В средневековой Руси идея справедливой войны осталась не­поколебимой, и люди не нуждались более в небесных покрови­телях, ведя справедливые и даже несправедливые войны. Сла­бым отголоском древних времен иногда звучит упоминание о Кресте или о силе Креста, дарующего победу. Однако Крест яв­ляется, скорее, символом суда Божьего и высокого уровня поли­тической морали. Летопись так выражает эту мысль: «Но честнаго Креста сила всегда низлагает неправду деющих» (Воскр. 1262). Более часто встречается упоминание о силе Креста в со­четании с другими Божественными или священными силами, главным образом — местного значения. Тот, кому посвящена со­борная церковь в главном городе княжества, является покрови­телем города и всего княжества. Это святая София в Новгороде, Святая Троица в Пскове, Спаситель в Твери, Богородица в Москве. Святая Троица упоминается при описании всех битв Довмонта, Псковского князя, не как высшее христианское по­нимание Бога, а как местная святыня. Это ясно из следующего перечисления, в котором Троица не занимает первого места: «Силою же Креста честнаго, и помощию святыа Троица, и мо­литвами Пречистыа Владычица нашеа Богородица и Приснодева Мария и всех святых, одоле князь великий Дмитрий немцом...» (Воскр. 1268).

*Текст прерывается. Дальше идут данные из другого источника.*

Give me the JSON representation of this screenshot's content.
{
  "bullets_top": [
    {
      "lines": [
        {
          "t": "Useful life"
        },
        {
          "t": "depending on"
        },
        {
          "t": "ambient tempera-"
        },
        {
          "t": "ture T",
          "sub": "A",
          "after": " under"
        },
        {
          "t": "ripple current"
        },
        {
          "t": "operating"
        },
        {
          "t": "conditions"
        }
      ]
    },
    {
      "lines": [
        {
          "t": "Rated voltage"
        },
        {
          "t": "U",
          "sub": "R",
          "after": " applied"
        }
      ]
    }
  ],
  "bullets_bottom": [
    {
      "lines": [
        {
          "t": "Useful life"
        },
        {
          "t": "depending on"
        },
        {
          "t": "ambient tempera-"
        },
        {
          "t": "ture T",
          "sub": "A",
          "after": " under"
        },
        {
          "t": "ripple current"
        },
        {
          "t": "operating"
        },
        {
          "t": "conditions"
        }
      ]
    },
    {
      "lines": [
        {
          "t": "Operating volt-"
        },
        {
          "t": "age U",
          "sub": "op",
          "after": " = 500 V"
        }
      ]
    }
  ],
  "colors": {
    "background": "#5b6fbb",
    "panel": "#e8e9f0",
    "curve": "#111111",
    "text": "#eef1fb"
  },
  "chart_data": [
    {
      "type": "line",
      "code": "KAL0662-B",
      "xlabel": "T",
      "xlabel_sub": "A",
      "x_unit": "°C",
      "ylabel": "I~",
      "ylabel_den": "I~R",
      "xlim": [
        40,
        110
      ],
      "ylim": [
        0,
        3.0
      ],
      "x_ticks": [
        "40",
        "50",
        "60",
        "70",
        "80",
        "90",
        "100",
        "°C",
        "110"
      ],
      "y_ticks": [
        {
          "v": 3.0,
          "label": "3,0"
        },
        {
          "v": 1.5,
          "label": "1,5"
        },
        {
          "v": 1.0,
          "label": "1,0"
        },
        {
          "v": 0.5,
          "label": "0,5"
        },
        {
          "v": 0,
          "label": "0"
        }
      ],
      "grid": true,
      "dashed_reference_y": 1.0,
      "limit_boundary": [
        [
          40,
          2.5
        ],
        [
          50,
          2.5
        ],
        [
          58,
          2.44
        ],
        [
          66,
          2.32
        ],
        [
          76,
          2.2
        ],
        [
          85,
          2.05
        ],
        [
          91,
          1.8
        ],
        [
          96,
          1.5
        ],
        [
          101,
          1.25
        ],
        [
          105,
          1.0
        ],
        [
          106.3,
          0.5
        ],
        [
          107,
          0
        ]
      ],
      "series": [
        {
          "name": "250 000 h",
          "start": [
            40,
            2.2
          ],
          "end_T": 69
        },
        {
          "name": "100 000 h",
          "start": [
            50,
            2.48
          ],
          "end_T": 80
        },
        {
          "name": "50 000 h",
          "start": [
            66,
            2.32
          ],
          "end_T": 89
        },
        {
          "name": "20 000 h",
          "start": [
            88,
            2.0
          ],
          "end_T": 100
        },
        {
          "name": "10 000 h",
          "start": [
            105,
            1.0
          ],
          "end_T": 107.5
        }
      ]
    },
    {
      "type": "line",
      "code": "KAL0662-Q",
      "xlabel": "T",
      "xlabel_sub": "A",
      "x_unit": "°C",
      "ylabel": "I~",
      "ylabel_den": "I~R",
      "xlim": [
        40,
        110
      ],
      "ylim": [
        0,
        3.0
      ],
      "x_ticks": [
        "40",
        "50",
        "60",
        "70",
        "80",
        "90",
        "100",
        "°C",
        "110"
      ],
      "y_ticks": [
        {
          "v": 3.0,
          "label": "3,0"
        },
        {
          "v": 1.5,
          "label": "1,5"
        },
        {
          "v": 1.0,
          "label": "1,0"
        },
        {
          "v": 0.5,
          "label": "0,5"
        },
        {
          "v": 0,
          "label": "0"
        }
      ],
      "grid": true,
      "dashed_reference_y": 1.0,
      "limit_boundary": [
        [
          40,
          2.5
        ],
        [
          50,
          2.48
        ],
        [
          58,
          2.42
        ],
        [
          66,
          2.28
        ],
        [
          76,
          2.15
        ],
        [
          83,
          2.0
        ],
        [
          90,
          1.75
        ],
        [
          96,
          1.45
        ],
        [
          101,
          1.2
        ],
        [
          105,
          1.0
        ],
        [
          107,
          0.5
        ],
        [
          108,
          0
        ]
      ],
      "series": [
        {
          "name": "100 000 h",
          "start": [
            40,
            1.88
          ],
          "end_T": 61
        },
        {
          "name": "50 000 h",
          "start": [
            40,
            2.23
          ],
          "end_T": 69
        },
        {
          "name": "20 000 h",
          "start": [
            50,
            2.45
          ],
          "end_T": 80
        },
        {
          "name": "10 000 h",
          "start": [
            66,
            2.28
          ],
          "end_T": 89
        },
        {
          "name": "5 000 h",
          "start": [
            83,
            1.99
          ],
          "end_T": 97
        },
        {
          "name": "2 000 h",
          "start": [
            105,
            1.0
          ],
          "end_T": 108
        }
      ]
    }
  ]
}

Богородица очень часто присоединяется в упоминаниях имени Божьему, даже когда в местном культе нет основания для Ее призывания.

Посвящение соборных храмов тем или иным святыням обна­руживает один и тот же стандартный набор. Культ святой Со­фии практически ограничивается Новгородом и его областью. Святая София Полоцкая находится вне пределов Великой Руси. По-видимому, Новгород неохотно распространял это великое имя в зависимых от него городах. Это породило следующую по­говорку: «Где святая София, там и Новгород». Аналогичный слу­чай имел место со Святой Троицей, которая еще с XII века свя­зывалась с Псковским собором, вплоть до того момента, когда в середине XIV столетия преподобный Сергий посвятил свой мо­настырь Троице. Спаситель и Богородица остаются единствен­но возможными и достойными посвящения, однако с любопыт­ными географическими ограничениями. Соборы, посвященные Спасителю, преобладают в новгородской сфере влияния, то есть на Западе и на северных территориях, ограниченных чет­-

160

 

 

вертью полукружия с центром в Москве; мы находим их в Торж­ке, Переславле, Ярославле, Нижнем Новгороде. Богородица пользуется большей популярностью в областях, принадлежа­щих сфере влияния Владимира и юной Москвы, его наследни­цы. Все храмы, связанные со Спасителем, посвящены празднику Преображения (все посвящения и Христу, и Богородице связы­вались с одним из двунадесятых праздников в их честь). Причи­на, вероятно, кроется в том, что одна из старейших новгород­ских церквей была посвящена празднику Преображения Господ­ня. Киевская летопись отмечает, что в этот день (6 августа 996 года) святой Владимир одержал в очередной раз победу над пе­ченегами. Если заняться составлением подробной карты глав­ных храмов в городах Киевской Руси, то этой картой можно бы­ло бы воспользоваться для сравнительного изучения влияния Новгорода и Москвы. В знаменитом Соловецком монастыре, расположенном на островах в Белом море, которые были когда- то колонизированы и Новгородом и, с южной стороны, Моск­вой, к XV столетию было два собора: один в честь Богородицы и второй — Спасо-Преображенский.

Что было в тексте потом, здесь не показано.